----- Original Message ----- From: "joanna bujes" <joanna.bujes at sun.com>
> So, that's why I thought it was racist. My nine-year old daughter just
> thought it was a bad movie. She liked the little black boy the best and
> didn't understand why he was made to disappear.
I kind of agree. I mean, I'm not sure whether I would call it a 'racist film', but on the face of it it's a film which pretty much trivializes racism into the question of whether some (straight) white guy is so racist that he wouldn't fall for Halle Berry. I think Dick Gregory explored this ground 40 years ago by asking white racist men whether they would rather be on a desert island with Lena Horne or [I forget who]. I would hope that we have made some advances since that time. Of course somebody might come along and say "we have slid so far back during the last 40 years that 1960's-style movies are progressive again."
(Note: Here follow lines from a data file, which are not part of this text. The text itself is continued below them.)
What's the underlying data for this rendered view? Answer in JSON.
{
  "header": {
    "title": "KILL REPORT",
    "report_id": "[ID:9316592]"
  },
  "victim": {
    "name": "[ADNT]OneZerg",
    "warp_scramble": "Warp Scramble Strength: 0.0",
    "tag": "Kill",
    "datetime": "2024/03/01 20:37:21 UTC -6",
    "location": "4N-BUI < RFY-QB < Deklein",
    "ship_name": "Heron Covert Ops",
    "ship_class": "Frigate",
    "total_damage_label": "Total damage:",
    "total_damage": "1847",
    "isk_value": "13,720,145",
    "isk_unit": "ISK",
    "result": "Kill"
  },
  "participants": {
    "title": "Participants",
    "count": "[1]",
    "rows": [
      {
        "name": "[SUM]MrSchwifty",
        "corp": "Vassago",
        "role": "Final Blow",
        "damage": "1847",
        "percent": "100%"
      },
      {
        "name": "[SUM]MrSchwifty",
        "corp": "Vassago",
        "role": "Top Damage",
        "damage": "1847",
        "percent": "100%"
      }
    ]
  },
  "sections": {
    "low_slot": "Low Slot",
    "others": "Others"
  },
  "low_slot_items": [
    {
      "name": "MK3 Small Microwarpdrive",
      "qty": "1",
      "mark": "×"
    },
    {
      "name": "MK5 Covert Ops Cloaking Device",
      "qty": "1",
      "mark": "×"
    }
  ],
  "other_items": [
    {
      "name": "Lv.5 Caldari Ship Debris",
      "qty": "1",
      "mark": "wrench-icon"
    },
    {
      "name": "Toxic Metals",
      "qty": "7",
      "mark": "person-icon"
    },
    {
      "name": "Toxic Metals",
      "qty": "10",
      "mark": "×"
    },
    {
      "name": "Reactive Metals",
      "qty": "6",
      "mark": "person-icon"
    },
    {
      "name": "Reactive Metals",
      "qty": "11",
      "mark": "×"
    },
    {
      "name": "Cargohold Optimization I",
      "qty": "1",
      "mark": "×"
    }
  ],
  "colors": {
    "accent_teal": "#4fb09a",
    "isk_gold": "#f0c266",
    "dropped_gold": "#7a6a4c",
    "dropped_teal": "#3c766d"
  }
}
Unless.. I don't suppose there is anything to the notion that Halle and Billy Bob [I've forgotten the characters' names] are actually being criticized by the film as self-centered losers, who cut themselves off from their relatives, their communities, etc., refuse to engage with society or address its problems in any meaningful way, and retreat into a ménage-a-deux cocoon? Hmm? Or is that just too subtle? Probably so.
I'd be interested to see what African-American women thought of the movie, though.